The shove was met by a punch. And the punch was met by a punch back. A scuffle started.
Elspeth had seen it all before. She signalled Lorna to get Frazer off the stage.
But Frazer, ignoring the fight, spread his arms wide, gazed up in rapture. ‘Who is that soaring above me? None other than the king of the sky – the golden eagle.’
Everybody who heard it thought it a startling impersonation of an eagle. A thrilling high-pitched call. Frazer bowed and stepped down from the stage. ‘That went well.’
The fight was spreading. Elspeth decided to go straight into the grand finale. No time for the planned sing-song. Get the girls up there dancing and wiggling and pouting.
She hustled the girls out of the cookhouse. ‘Quick, quick, get on and dance.’ Dorothy hopped across to the stage, pulling on her boots. The others shoved and jostled behind her. Elspeth did a swift chord on her accordion, the girls linked into a line and off they went – high-kicking, squealing, jiggling.
They weren’t co-ordinated. Tricia lost her balance and the line started to tip over. Then, in a burst of enthusiasm, Dorothy kicked too hard. Her boot flew off and hit somebody in the face. Squealing, she jumped down and crawled into the ruckus to retrieve it.
Elspeth yelled for the fighting to stop. Waving her arms, she shouted, ‘Enough, enough. That’s the end of our show. The extravaganza is over. Thank you and goodnight.’
It was agreed afterwards that playing the National Anthem was a brainwave. Elspeth struck the first chord, and began to sing, ‘God Save our Gracious King . . .’ The effect was stunning. Everything stopped.
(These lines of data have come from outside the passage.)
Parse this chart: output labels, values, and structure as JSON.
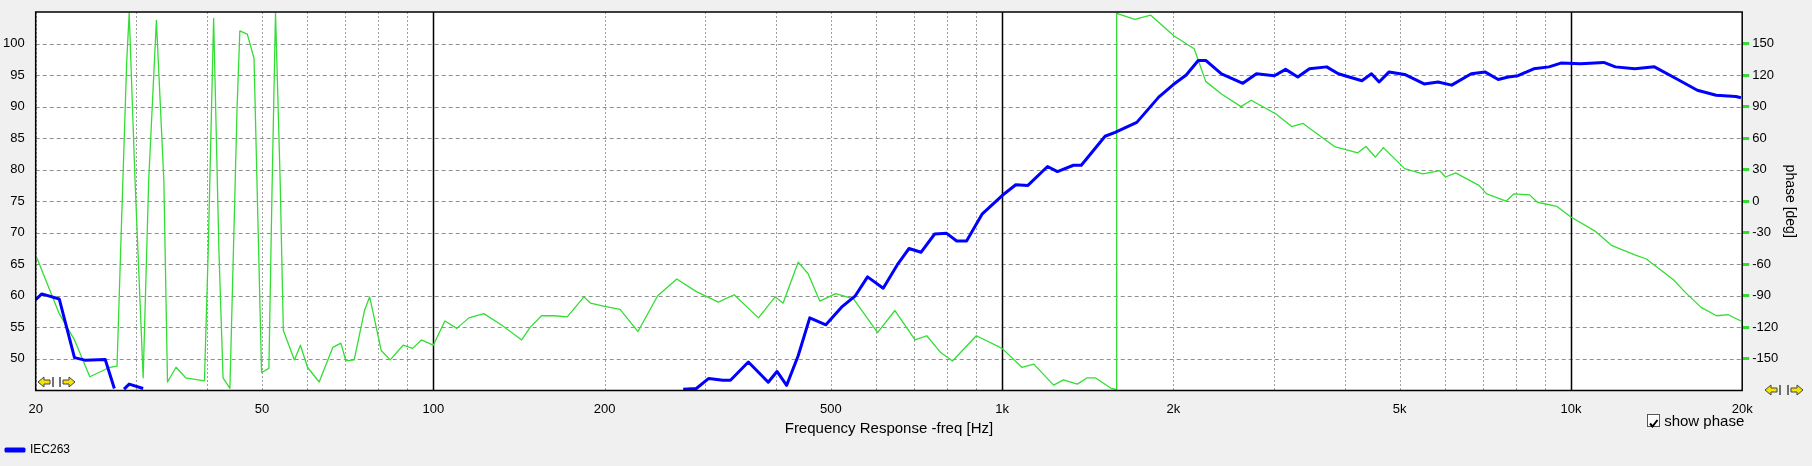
{
  "chart_data": {
    "type": "line",
    "xlabel": "Frequency Response -freq [Hz]",
    "y2label": "phase [deg]",
    "log": "x",
    "xlim": [
      20,
      20000
    ],
    "xticks": [
      20,
      {
        "value": 30,
        "label": null
      },
      {
        "value": 40,
        "label": null
      },
      50,
      {
        "value": 60,
        "label": null
      },
      {
        "value": 70,
        "label": null
      },
      {
        "value": 80,
        "label": null
      },
      {
        "value": 90,
        "label": null
      },
      100,
      200,
      {
        "value": 300,
        "label": null
      },
      {
        "value": 400,
        "label": null
      },
      500,
      {
        "value": 600,
        "label": null
      },
      {
        "value": 700,
        "label": null
      },
      {
        "value": 800,
        "label": null
      },
      {
        "value": 900,
        "label": null
      },
      {
        "value": 1000,
        "label": "1k"
      },
      {
        "value": 2000,
        "label": "2k"
      },
      {
        "value": 3000,
        "label": null
      },
      {
        "value": 4000,
        "label": null
      },
      {
        "value": 5000,
        "label": "5k"
      },
      {
        "value": 6000,
        "label": null
      },
      {
        "value": 7000,
        "label": null
      },
      {
        "value": 8000,
        "label": null
      },
      {
        "value": 9000,
        "label": null
      },
      {
        "value": 10000,
        "label": "10k"
      },
      {
        "value": 20000,
        "label": "20k"
      }
    ],
    "ylim": [
      45,
      105
    ],
    "yticks": [
      50,
      55,
      60,
      65,
      70,
      75,
      80,
      85,
      90,
      95,
      100
    ],
    "y2lim": [
      -180,
      180
    ],
    "y2ticks": [
      -150,
      -120,
      -90,
      -60,
      -30,
      0,
      30,
      60,
      90,
      120,
      150
    ],
    "grid": true,
    "legend": "bottom left",
    "marker": "none",
    "annotations": [
      "show phase"
    ],
    "series": [
      {
        "name": "IEC263",
        "color": "#0000ff",
        "x": [
          20,
          20.5,
          22,
          23.4,
          24.4,
          26.5,
          27.5,
          28,
          28.6,
          29.2,
          30.9,
          100,
          275,
          290,
          305,
          323,
          333,
          358,
          388,
          402,
          418,
          438,
          459,
          490,
          522,
          552,
          580,
          618,
          654,
          686,
          720,
          761,
          799,
          832,
          866,
          923,
          1000,
          1057,
          1110,
          1202,
          1251,
          1335,
          1378,
          1517,
          1580,
          1725,
          1885,
          2000,
          2107,
          2212,
          2283,
          2430,
          2650,
          2800,
          3010,
          3150,
          3310,
          3470,
          3720,
          3900,
          4290,
          4460,
          4600,
          4790,
          5100,
          5520,
          5840,
          6170,
          6680,
          7060,
          7450,
          7760,
          8070,
          8600,
          9150,
          9600,
          10400,
          11420,
          11970,
          12950,
          14020,
          15410,
          16680,
          18000,
          19500,
          19900
        ],
        "values": [
          59.4,
          60.3,
          59.5,
          50.2,
          49.8,
          49.9,
          45.3,
          null,
          45.2,
          46.0,
          45.3,
          null,
          45.2,
          45.3,
          46.9,
          46.6,
          46.6,
          49.5,
          46.3,
          48.0,
          45.8,
          50.5,
          56.5,
          55.4,
          58.2,
          60.0,
          63.0,
          61.2,
          64.9,
          67.5,
          66.9,
          69.8,
          69.9,
          68.7,
          68.7,
          73.0,
          75.9,
          77.6,
          77.5,
          80.5,
          79.7,
          80.7,
          80.7,
          85.3,
          85.9,
          87.5,
          91.5,
          93.5,
          95.0,
          97.3,
          97.3,
          95.2,
          93.7,
          95.2,
          94.9,
          95.9,
          94.7,
          96.0,
          96.3,
          95.2,
          94.1,
          95.2,
          93.9,
          95.5,
          95.1,
          93.6,
          93.9,
          93.4,
          95.2,
          95.5,
          94.3,
          94.7,
          94.9,
          96.0,
          96.3,
          96.9,
          96.8,
          97.0,
          96.3,
          96.0,
          96.3,
          94.3,
          92.6,
          91.8,
          91.6,
          91.4
        ]
      },
      {
        "color": "#33dd33",
        "axis": "y2",
        "x": [
          20.1,
          22,
          23.4,
          24.9,
          27,
          27.8,
          28.2,
          28.9,
          29.2,
          29.9,
          30.9,
          31.6,
          32.6,
          33.6,
          34.1,
          35.3,
          36.7,
          39.6,
          40.2,
          41.1,
          42,
          42.7,
          43.9,
          45.2,
          45.7,
          47.1,
          48.4,
          49.9,
          51.4,
          52.1,
          52.8,
          53.8,
          54.5,
          57,
          58.4,
          60.1,
          63,
          66.6,
          68.8,
          70.2,
          72.6,
          75.7,
          77.3,
          81,
          84,
          88.5,
          92,
          95.3,
          100,
          104.8,
          110,
          115.5,
          122.7,
          132,
          143,
          148,
          155,
          163,
          172,
          184,
          189,
          200,
          213,
          229,
          248,
          268,
          290,
          317,
          338,
          373,
          399,
          412,
          438,
          456,
          478,
          510,
          548,
          604,
          648,
          703,
          737,
          780,
          818,
          901,
          1000,
          1083,
          1137,
          1232,
          1282,
          1356,
          1411,
          1458,
          1554,
          1587,
          1590,
          1605,
          1711,
          1825,
          2009,
          2176,
          2280,
          2430,
          2630,
          2740,
          3030,
          3230,
          3380,
          3840,
          4220,
          4360,
          4530,
          4680,
          5100,
          5490,
          5880,
          6020,
          6270,
          6890,
          7110,
          7690,
          7940,
          8460,
          8730,
          9450,
          10000,
          11060,
          11780,
          12950,
          13570,
          15160,
          15900,
          16940,
          18030,
          18900,
          19900
        ],
        "values": [
          -54,
          -107,
          -132,
          -167,
          -158,
          -157,
          -49,
          131,
          179,
          20,
          -168,
          20,
          172,
          20,
          -172,
          -158,
          -168,
          -171,
          -49,
          174,
          -49,
          -168,
          -178,
          90,
          162,
          159,
          136,
          -163,
          -159,
          20,
          179,
          20,
          -123,
          -151,
          -137,
          -158,
          -172,
          -139,
          -135,
          -152,
          -151,
          -104,
          -91,
          -142,
          -151,
          -137,
          -140,
          -132,
          -137,
          -114,
          -121,
          -111,
          -107,
          -118,
          -132,
          -120,
          -109,
          -109,
          -110,
          -91,
          -97,
          -100,
          -103,
          -124,
          -90,
          -74,
          -86,
          -96,
          -89,
          -111,
          -91,
          -97,
          -58,
          -69,
          -95,
          -88,
          -93,
          -125,
          -104,
          -132,
          -128,
          -144,
          -152,
          -128,
          -140,
          -158,
          -155,
          -175,
          -170,
          -174,
          -168,
          -168,
          -178,
          -179,
          179,
          178,
          173,
          177,
          157,
          145,
          114,
          102,
          90,
          96,
          83,
          71,
          74,
          52,
          46,
          52,
          42,
          51,
          31,
          26,
          29,
          23,
          27,
          15,
          7,
          0,
          7,
          6,
          -1,
          -5,
          -15,
          -29,
          -42,
          -51,
          -55,
          -75,
          -87,
          -101,
          -109,
          -108,
          -114
        ]
      }
    ]
  }
}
The audience stilled, stood rigid. Dorothy appeared from the depths of the crowd, still on all fours, boot stuffed down the front of her dungarees. She stood to attention till the anthem was finished, then scarpered.
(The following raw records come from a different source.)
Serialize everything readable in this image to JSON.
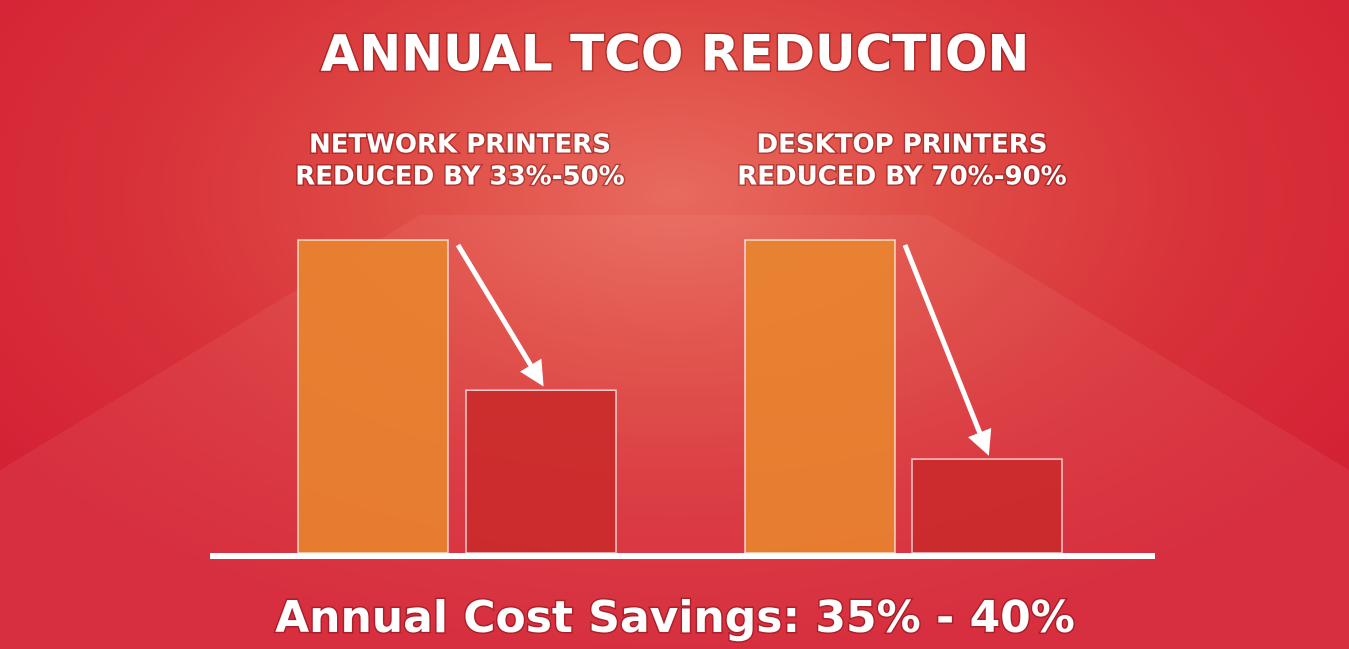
{
  "chart_data": {
    "type": "bar",
    "title": "ANNUAL TCO REDUCTION",
    "groups": [
      {
        "label": [
          "NETWORK PRINTERS",
          "REDUCED BY 33%-50%"
        ],
        "values": [
          100,
          52
        ]
      },
      {
        "label": [
          "DESKTOP PRINTERS",
          "REDUCED BY 70%-90%"
        ],
        "values": [
          100,
          30
        ]
      }
    ],
    "colors": [
      "#e8862e",
      "#c92a2a"
    ],
    "ylim": [
      0,
      100
    ],
    "footer": "Annual Cost Savings: 35% - 40%"
  }
}
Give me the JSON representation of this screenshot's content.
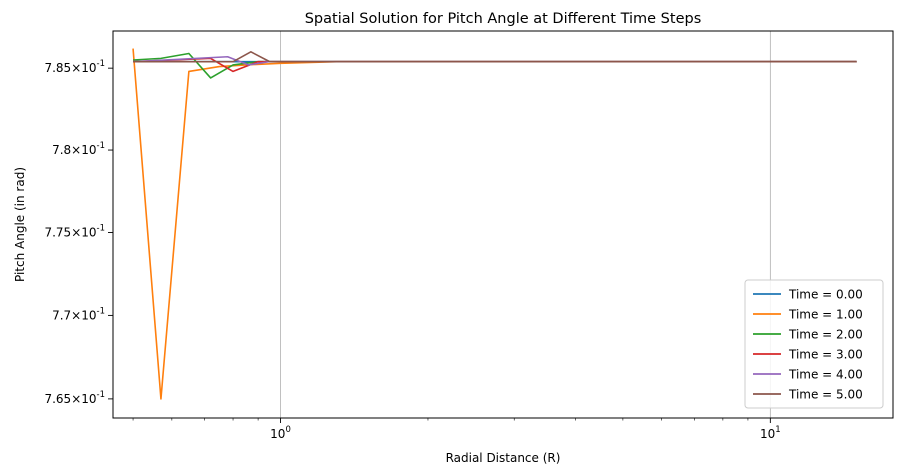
{
  "chart_data": {
    "type": "line",
    "title": "Spatial Solution for Pitch Angle at Different Time Steps",
    "xlabel": "Radial Distance (R)",
    "ylabel": "Pitch Angle (in rad)",
    "xscale": "log",
    "yscale": "log",
    "xlim": [
      0.455,
      17.8
    ],
    "ylim": [
      0.76386,
      0.78728
    ],
    "xticks": [
      {
        "value": 1,
        "label": "10^0"
      },
      {
        "value": 10,
        "label": "10^1"
      }
    ],
    "yticks": [
      {
        "value": 0.765,
        "label": "7.65×10^-1"
      },
      {
        "value": 0.77,
        "label": "7.7×10^-1"
      },
      {
        "value": 0.775,
        "label": "7.75×10^-1"
      },
      {
        "value": 0.78,
        "label": "7.8×10^-1"
      },
      {
        "value": 0.785,
        "label": "7.85×10^-1"
      }
    ],
    "grid": "vertical-major",
    "legend_position": "lower-right",
    "series": [
      {
        "name": "Time = 0.00",
        "color": "#1f77b4",
        "x": [
          0.5,
          15.0
        ],
        "y": [
          0.7854,
          0.7854
        ]
      },
      {
        "name": "Time = 1.00",
        "color": "#ff7f0e",
        "x": [
          0.5,
          0.57,
          0.65,
          0.75,
          0.85,
          1.0,
          1.3,
          15.0
        ],
        "y": [
          0.7862,
          0.765,
          0.7848,
          0.7851,
          0.7852,
          0.7853,
          0.7854,
          0.7854
        ]
      },
      {
        "name": "Time = 2.00",
        "color": "#2ca02c",
        "x": [
          0.5,
          0.57,
          0.65,
          0.72,
          0.8,
          0.9,
          1.0,
          15.0
        ],
        "y": [
          0.7855,
          0.7856,
          0.7859,
          0.7844,
          0.7852,
          0.7854,
          0.7854,
          0.7854
        ]
      },
      {
        "name": "Time = 3.00",
        "color": "#d62728",
        "x": [
          0.5,
          0.72,
          0.8,
          0.9,
          1.0,
          15.0
        ],
        "y": [
          0.7854,
          0.7856,
          0.7848,
          0.7854,
          0.7854,
          0.7854
        ]
      },
      {
        "name": "Time = 4.00",
        "color": "#9467bd",
        "x": [
          0.5,
          0.78,
          0.86,
          0.95,
          15.0
        ],
        "y": [
          0.7854,
          0.7857,
          0.7852,
          0.7854,
          0.7854
        ]
      },
      {
        "name": "Time = 5.00",
        "color": "#8c564b",
        "x": [
          0.5,
          0.8,
          0.87,
          0.95,
          15.0
        ],
        "y": [
          0.7854,
          0.7854,
          0.786,
          0.7854,
          0.7854
        ]
      }
    ]
  }
}
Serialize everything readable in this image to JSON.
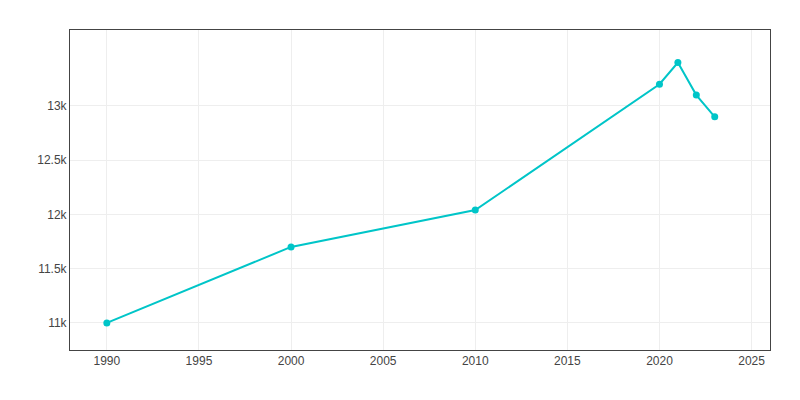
{
  "chart_data": {
    "type": "line",
    "x": [
      1990,
      2000,
      2010,
      2020,
      2021,
      2022,
      2023
    ],
    "values": [
      11000,
      11700,
      12040,
      13200,
      13400,
      13100,
      12900
    ],
    "color": "#00C5C8",
    "marker": "circle",
    "xlim": [
      1988,
      2026
    ],
    "xticks": [
      1990,
      1995,
      2000,
      2005,
      2010,
      2015,
      2020,
      2025
    ],
    "ylim": [
      10750,
      13700
    ],
    "yticks": [
      {
        "value": 11000,
        "label": "11k"
      },
      {
        "value": 11500,
        "label": "11.5k"
      },
      {
        "value": 12000,
        "label": "12k"
      },
      {
        "value": 12500,
        "label": "12.5k"
      },
      {
        "value": 13000,
        "label": "13k"
      }
    ],
    "grid": true
  }
}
Elspeth stopped playing and told everyone to behave themselves and go back to their huts in an orderly fashion. Much to her surprise, they did. Grumbling and shuffling, they headed into the night.
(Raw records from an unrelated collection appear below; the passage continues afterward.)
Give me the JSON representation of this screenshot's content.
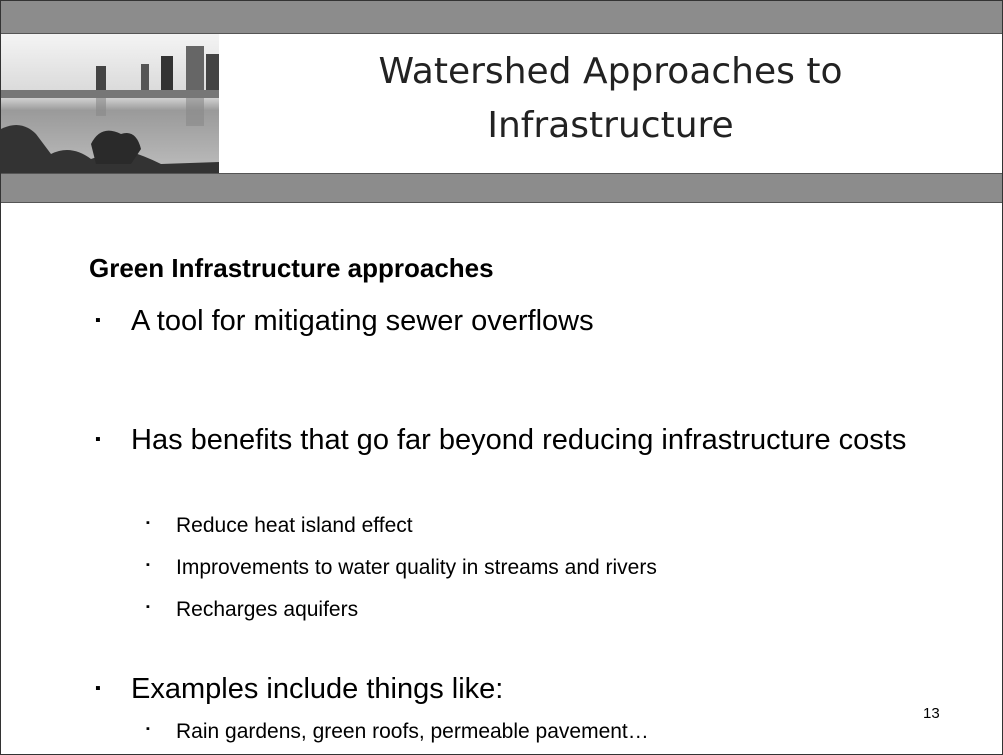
{
  "slide": {
    "title_lines": [
      "Watershed Approaches to",
      "Infrastructure"
    ],
    "heading": "Green Infrastructure approaches",
    "items": [
      {
        "text": "A tool for mitigating sewer overflows",
        "subitems": []
      },
      {
        "text": "Has benefits that go far beyond reducing infrastructure costs",
        "subitems": [
          "Reduce heat island effect",
          "Improvements to water quality in streams and rivers",
          "Recharges aquifers"
        ]
      },
      {
        "text": "Examples include things like:",
        "subitems": [
          "Rain gardens, green roofs, permeable pavement…"
        ]
      }
    ],
    "page_number": "13"
  }
}
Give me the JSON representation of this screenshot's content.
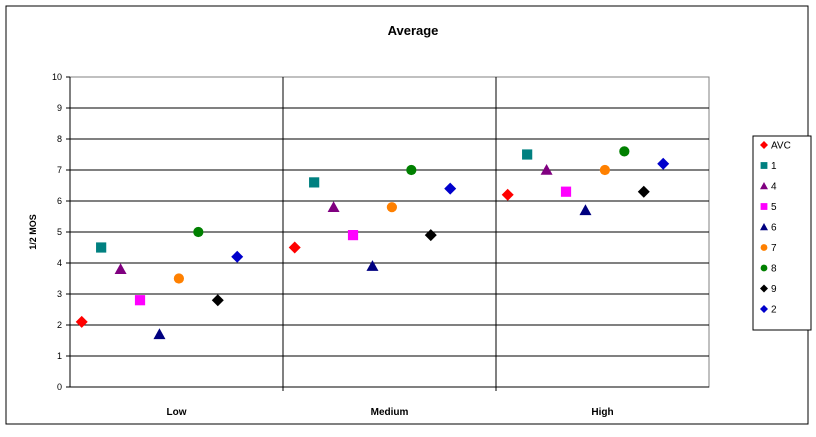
{
  "chart_data": {
    "type": "scatter",
    "title": "Average",
    "xlabel": "",
    "ylabel": "1/2 MOS",
    "ylim": [
      0,
      10
    ],
    "y_ticks": [
      "0",
      "1",
      "2",
      "3",
      "4",
      "5",
      "6",
      "7",
      "8",
      "9",
      "10"
    ],
    "categories": [
      "Low",
      "Medium",
      "High"
    ],
    "grid": true,
    "legend_position": "right",
    "series": [
      {
        "name": "AVC",
        "marker": "diamond",
        "color": "#ff0000",
        "values": [
          2.1,
          4.5,
          6.2
        ]
      },
      {
        "name": "1",
        "marker": "square",
        "color": "#008080",
        "values": [
          4.5,
          6.6,
          7.5
        ]
      },
      {
        "name": "4",
        "marker": "triangle",
        "color": "#800080",
        "values": [
          3.8,
          5.8,
          7.0
        ]
      },
      {
        "name": "5",
        "marker": "square",
        "color": "#ff00ff",
        "values": [
          2.8,
          4.9,
          6.3
        ]
      },
      {
        "name": "6",
        "marker": "triangle",
        "color": "#000080",
        "values": [
          1.7,
          3.9,
          5.7
        ]
      },
      {
        "name": "7",
        "marker": "circle",
        "color": "#ff8000",
        "values": [
          3.5,
          5.8,
          7.0
        ]
      },
      {
        "name": "8",
        "marker": "circle",
        "color": "#008000",
        "values": [
          5.0,
          7.0,
          7.6
        ]
      },
      {
        "name": "9",
        "marker": "diamond",
        "color": "#000000",
        "values": [
          2.8,
          4.9,
          6.3
        ]
      },
      {
        "name": "2",
        "marker": "diamond",
        "color": "#0000cc",
        "values": [
          4.2,
          6.4,
          7.2
        ]
      }
    ]
  }
}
Bats were flickering through the gloaming when Elspeth made her own way back to her hut. She had helped clear up and served tea to all the performers. Duncan Bowman was waiting for her outside the cookhouse.
‘Good concert. Too many dancing girls, though. You reminded these men of what they’re missing.’
‘They always fight,’ said Elspeth.
‘Well, they would. It’s what they do when they’re frustrated. Women cry, men fight.’
Elspeth supposed this was true.
‘Anyway,’ said Duncan. ‘It’s Friday and you forgot the dung. I’ll be expecting it first thing in the morning.’ And he stomped away.
‘. . . and that was that,’ Elspeth wrote, ‘next morning I trundled the dung to Duncan’s cottage. I didn’t mind, the sun was shining, birds were singing and for a little while I had the world to myself. Is that all it takes to make me happy, these days? I have become accustomed to this life, I fear. And I am not the person I used to be.’
She put down her pen, folded the letter, stuffed it into an envelope. This is my life, Izzy, she thought. It can be rapturous. I love the scent of the morning, the soft warmth of the horse’s mouth when she takes a carrot from my hand. I love the feel of her by my side as we run back and forth taking logs to the roadside. I love my new friends. Sometimes, at work, everyone bursts out singing. That is wonderful. There are jokes and there’s laughter. But, sometimes, Izzy, life is hell. Mud under my fingernails, mud everywhere. Rain, sleet, snow and, sometimes, I’m so very cold. There are rough men, fights and I have to shovel up an awful lot of horseshit. You don’t seem to know this, but you have everything – an exciting job, a decent place to live and someone to love.
The last time you visited, you seemed dreamy. You were distant, thinking of your love. You are lost to me. I am jealous of the man you love. I’m jealous of you. And I’m ashamed of myself. But I can’t help it.